Can Ataklı: 'Bunun Türkiye'nin başına iş açmaması mümkün değil'
Korkusuz yazarı Can Ataklı, Suriye Milli Ordusu'nun anlaşma sonrasını akıbetini köşesine taşıdı.
Can Ataklı , bugünkü "SMO’yu nereye sakladık?" başlıklı yazısında, "Rusya, tavrını Suriye'nin resmi yönetiminden yana koyuyor.
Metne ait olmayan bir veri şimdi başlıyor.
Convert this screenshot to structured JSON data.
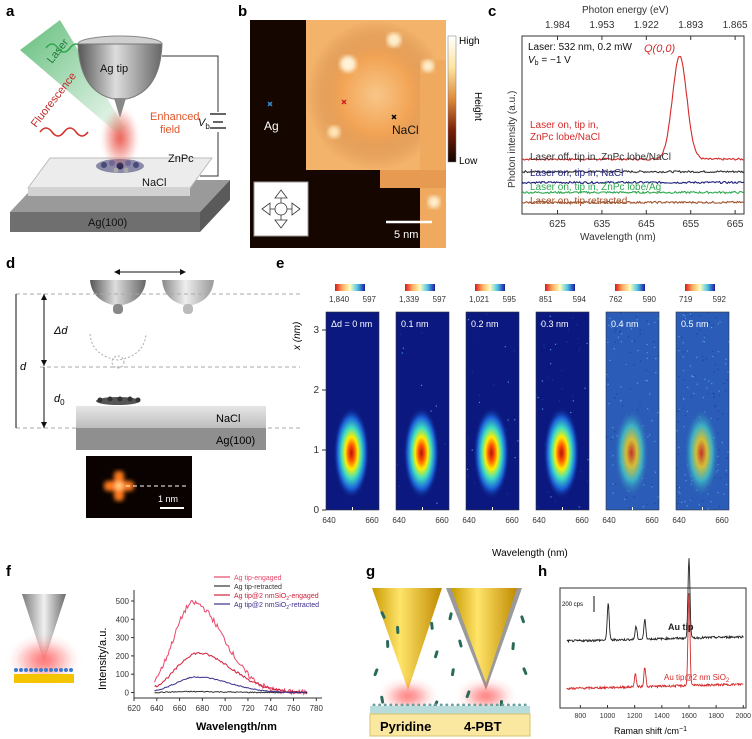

Bu durumda, adına “Suriye Milli Ordusu” dediğimiz çapulcuların, bölgede cirit atması artık mümkün olmayacaktır." dedi.
İŞTE O YAZI
SMO'yu nereye sakladık?
Hem Amerika hem de Rusya ile mutabakatlar imzalayarak “tarihi bir zafer” kazanıldığı anlatılıyor.
Yandaş tetikçi kesim “Hem sahada hem masada kazandık” propagandasını tüm milletin beynine kazıyor adeta.
Ancak ne gariptir ki, bundan sonra neler olabileceği konusunda analizler yapan pek yok.
Kazanılan zaferin Türkiye'ye ne kattığı veya önümüzdeki günlerde ne katacağı da hiç konuşulmuyor.
Soyut bir “Biz kazandık, istediğimiz her şeyi aldık” sesi çıkıyor çok yüksek biçimde.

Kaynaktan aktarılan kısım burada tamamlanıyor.